Serverless and Edge Functions Are Quietly Eating the Server
Why more web developers are shipping request-driven code to Cloudflare Workers, Vercel Edge Functions, and Lambda@Edge instead of managing servers.
I keep having some version of the same conversation with developer friends this year: “we ripped out our Express server and just put it on the edge.” A year ago that sentence would’ve needed a lot more explaining. Now it barely raises an eyebrow.
The pitch for serverless isn’t new — AWS Lambda has been around since 2014. What’s changed in 2021 is where the code actually runs. Cloudflare Workers, Vercel Edge Functions, and AWS’s own Lambda@Edge push your function out to points of presence scattered around the globe instead of a single region. A request from Tokyo doesn’t have to round-trip to us-east-1 anymore; it gets handled a few hundred miles away. For anything latency-sensitive — auth checks, personalization, A/B test routing, redirects — that’s a real, measurable win, not just a marketing bullet point.
There’s also an operational story here that I think matters more to most teams than the latency numbers. Managing servers is work. Patching, autoscaling policies, load balancer configs, capacity planning for traffic spikes — none of that is the reason most companies exist, but it eats real engineering time. Serverless and edge platforms hand that off to the provider. You write a function, you deploy it, and the platform figures out how many instances to run and where. For request-driven workloads — the bulk of what a typical web app does — that tradeoff is looking increasingly obvious.

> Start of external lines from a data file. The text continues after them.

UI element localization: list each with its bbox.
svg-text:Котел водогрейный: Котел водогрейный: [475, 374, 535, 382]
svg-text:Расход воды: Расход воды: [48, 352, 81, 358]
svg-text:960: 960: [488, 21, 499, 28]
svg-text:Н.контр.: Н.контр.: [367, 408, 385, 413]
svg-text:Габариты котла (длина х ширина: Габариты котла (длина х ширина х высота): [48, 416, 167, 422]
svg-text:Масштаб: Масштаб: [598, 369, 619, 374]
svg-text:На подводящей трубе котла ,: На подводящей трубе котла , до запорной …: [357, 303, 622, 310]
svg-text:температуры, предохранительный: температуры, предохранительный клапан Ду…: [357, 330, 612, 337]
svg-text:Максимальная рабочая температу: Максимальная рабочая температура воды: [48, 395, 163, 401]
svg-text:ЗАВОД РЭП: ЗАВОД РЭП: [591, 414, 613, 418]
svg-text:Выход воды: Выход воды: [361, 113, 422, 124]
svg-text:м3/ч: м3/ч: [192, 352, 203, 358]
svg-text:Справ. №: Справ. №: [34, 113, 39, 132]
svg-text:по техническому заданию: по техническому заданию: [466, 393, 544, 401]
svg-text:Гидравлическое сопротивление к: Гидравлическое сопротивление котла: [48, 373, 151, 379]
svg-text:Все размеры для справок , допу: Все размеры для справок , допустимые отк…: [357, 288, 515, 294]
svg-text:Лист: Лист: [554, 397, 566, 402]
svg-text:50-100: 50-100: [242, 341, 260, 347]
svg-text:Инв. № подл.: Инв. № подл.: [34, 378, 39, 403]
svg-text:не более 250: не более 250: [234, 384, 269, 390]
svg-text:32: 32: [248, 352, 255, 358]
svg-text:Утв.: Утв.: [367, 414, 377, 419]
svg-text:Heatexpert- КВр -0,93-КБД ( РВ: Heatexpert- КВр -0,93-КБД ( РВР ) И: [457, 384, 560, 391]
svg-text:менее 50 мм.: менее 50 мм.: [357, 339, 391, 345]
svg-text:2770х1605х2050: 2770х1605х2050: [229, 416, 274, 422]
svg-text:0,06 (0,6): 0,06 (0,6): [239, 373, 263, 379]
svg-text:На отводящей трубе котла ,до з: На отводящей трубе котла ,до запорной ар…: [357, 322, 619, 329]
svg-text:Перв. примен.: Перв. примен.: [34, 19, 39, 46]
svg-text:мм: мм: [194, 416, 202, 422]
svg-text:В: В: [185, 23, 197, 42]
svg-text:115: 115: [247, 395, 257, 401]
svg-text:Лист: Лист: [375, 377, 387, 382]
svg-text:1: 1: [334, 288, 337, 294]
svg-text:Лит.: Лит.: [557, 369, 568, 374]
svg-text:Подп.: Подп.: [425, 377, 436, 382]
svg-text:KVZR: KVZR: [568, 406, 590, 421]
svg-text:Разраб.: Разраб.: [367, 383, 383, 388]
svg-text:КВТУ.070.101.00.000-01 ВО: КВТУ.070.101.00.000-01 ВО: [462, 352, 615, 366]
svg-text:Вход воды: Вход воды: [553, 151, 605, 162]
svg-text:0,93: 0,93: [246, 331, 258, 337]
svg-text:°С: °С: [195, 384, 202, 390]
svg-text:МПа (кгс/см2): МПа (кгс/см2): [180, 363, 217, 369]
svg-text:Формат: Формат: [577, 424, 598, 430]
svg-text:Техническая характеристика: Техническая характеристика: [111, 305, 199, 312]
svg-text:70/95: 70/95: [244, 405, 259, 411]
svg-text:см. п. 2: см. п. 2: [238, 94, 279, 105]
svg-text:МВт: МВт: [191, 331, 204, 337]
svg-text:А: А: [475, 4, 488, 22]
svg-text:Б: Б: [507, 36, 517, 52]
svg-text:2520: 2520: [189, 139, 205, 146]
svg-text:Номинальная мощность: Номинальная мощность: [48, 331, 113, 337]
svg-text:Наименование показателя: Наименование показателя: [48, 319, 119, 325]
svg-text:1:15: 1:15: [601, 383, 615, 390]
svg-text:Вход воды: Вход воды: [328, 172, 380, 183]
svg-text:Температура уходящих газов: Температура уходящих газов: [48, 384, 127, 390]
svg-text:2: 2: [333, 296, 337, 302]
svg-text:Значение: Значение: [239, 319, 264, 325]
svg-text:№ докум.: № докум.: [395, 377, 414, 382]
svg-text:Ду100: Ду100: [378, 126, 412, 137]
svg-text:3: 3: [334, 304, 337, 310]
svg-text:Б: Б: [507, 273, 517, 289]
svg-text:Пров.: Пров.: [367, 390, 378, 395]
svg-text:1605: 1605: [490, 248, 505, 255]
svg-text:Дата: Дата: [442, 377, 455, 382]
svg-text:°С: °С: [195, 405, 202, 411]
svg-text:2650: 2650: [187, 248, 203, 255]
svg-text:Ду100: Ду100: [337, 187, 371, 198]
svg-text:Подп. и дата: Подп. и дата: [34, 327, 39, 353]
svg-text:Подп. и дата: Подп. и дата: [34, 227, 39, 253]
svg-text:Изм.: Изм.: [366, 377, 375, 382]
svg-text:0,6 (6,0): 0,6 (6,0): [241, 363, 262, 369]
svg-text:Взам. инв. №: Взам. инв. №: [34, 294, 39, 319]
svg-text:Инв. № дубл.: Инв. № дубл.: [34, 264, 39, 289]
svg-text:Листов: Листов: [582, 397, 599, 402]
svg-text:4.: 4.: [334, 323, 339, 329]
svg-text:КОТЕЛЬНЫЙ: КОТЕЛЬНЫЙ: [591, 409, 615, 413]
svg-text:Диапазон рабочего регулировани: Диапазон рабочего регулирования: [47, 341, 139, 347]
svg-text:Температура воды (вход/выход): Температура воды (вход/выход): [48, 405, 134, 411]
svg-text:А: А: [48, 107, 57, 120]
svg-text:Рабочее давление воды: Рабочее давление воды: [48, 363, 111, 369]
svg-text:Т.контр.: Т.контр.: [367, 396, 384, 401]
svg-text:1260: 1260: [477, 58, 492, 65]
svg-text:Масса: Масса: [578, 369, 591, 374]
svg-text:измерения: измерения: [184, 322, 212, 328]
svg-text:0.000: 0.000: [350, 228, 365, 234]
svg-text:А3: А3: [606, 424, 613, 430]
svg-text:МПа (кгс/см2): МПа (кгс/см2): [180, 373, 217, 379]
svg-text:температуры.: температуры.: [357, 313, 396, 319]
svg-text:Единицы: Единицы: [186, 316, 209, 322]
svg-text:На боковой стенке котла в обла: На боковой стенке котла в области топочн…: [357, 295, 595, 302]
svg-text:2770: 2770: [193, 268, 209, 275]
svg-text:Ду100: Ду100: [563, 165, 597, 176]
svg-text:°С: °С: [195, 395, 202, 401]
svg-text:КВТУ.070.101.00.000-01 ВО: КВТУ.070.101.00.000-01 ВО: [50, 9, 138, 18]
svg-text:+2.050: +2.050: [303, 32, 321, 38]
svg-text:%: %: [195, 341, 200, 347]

The catches nobody skips over in the pitch decks
None of this is a free lunch, and anyone who’s actually shipped something on the edge will tell you where it bites. Cold starts are still a thing, even if edge runtimes have gotten better at minimizing them by using lightweight V8 isolates instead of full containers. Debugging is harder — you can’t just SSH in and poke around when something’s misbehaving in a data center you don’t control. And the runtime environments are constrained on purpose: Cloudflare Workers, for instance, don’t give you a full Node.js environment, so libraries that assume access to the filesystem or certain Node APIs just won’t run there without modification.
There’s also a genuine architectural rethink required. Edge functions work great for stateless, short-lived logic. The moment you need a persistent database connection pool, a long-running background job, or heavy compute, you’re back to reaching for traditional servers or specialized backends — durable objects, edge-compatible databases, or just falling back to a regional origin server behind the edge layer.
I don’t think this spells the end of “real” servers anytime soon, despite how some of the more breathless takes frame it. What I do think is happening is a genuine unbundling: the parts of an application that are simple, stateless, and latency-sensitive are migrating outward to the edge, while the stateful, heavyweight parts stay put. That’s a more interesting story than “serverless kills the server,” and it’s also a more accurate one. If you’re starting a greenfield web project right now, it’s worth at least sketching out which routes could live on the edge — you might be surprised how much of a typical app qualifies.